Prof. William R. Cotton
Colorado State University
Abstract. My introduction to the study of aerosol impacts on convective clouds began in the late 1960’s when working on my PhD at first under the supervision of Dr. Larry Davis and later of Dr. Ron Lavoie at Penn State University. This was followed by my first post-PhD employment in 1970 in the NOAA Experimental Laboratory under Dr. Joanne Simpson where I worked on the Florida Area Cumulus Experiment(FACE). My research focused on modeling and observation of convective invigoration by AgI seeding of convective clouds. The idea was to enhance rainfall by convective invigoration rather than to seed clouds to enhance the cloud microphysical efficiency of clouds. In 1975 I joined the faculty in the Department of Atmospheric Science at Colorado State University(CSU), where I continued to do research on AgI seeding of convective clouds to enhance rainfall. But by the mid-1980’s funding in weather modification research had plummeted and my research focus changed to studies of mesoscale convective systems(MCSs), boundary layer stratocumulus, cirrus clouds, and other areas.
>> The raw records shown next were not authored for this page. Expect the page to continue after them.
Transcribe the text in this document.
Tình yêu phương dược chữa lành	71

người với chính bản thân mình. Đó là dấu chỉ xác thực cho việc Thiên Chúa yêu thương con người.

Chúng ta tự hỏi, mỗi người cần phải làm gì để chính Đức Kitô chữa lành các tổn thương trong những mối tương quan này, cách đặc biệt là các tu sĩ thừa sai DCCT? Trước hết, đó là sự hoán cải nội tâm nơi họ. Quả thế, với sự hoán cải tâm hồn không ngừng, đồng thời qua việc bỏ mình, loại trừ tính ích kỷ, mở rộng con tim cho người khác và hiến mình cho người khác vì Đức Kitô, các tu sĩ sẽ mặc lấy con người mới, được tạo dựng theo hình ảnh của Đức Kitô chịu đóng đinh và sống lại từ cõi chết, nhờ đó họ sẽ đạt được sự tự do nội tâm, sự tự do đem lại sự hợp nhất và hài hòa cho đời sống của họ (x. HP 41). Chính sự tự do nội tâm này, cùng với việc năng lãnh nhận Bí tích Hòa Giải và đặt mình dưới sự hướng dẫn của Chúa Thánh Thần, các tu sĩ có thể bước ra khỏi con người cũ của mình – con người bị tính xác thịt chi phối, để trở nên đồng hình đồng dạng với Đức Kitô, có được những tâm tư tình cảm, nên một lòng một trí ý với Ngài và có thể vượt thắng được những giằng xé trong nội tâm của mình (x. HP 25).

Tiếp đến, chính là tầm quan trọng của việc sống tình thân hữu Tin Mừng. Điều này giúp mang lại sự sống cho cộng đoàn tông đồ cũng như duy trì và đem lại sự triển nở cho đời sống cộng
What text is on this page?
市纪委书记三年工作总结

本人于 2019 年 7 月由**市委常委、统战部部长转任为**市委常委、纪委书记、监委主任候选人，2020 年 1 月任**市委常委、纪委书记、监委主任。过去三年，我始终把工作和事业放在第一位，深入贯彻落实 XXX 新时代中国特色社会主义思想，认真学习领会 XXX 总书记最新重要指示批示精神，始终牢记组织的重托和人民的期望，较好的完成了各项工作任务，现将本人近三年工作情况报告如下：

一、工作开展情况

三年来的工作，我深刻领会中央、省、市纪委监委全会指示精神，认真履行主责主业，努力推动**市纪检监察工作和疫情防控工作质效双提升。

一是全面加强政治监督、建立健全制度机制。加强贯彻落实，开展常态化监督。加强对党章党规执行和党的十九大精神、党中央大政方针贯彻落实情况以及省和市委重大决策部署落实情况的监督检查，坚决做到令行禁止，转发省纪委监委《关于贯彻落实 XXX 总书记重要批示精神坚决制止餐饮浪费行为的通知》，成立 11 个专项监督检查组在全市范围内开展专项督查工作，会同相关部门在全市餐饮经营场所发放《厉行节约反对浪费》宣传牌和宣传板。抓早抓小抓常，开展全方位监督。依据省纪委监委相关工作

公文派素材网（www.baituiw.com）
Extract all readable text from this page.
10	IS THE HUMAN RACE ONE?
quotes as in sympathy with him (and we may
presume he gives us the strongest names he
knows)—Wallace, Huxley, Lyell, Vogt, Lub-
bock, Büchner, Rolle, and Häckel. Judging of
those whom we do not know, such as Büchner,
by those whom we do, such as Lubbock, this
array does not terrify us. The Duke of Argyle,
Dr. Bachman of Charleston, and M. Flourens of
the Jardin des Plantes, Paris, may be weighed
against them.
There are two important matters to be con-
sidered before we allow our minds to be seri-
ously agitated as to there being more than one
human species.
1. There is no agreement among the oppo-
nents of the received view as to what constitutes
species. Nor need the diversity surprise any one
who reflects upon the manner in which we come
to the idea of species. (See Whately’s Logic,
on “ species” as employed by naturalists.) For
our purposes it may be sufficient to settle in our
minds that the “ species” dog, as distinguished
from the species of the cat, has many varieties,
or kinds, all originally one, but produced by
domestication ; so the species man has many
In 2002 I along with my CSU colleagues Sue van den Heever, Paul DeMott, Gustavo Carrio, and Toni Prenni participated in the NASA funded Cirrus Regional Study of Tropical Anvils and Cirrus Layer–Florida Area Cirrus Experiment (CRYSTAL–FACE). Subsequent to that field campaign we performed simulations of the effects of African dust on the intensity of the convective storms, cirrus anvil formation, and rainfall. That study catapulted me back to investigations of aerosol effects on convection storm intensity and rainfall for another 17 years. This included studies of hygroscopic aerosol impacts on urban convection over St. Louis, MO and Houston, TX, impacts on hail, on tornadoes, derecho-producing MCSs, and even tropical cyclones(TCs).
In this talk I will focus on what I have learned from those 50 years of research.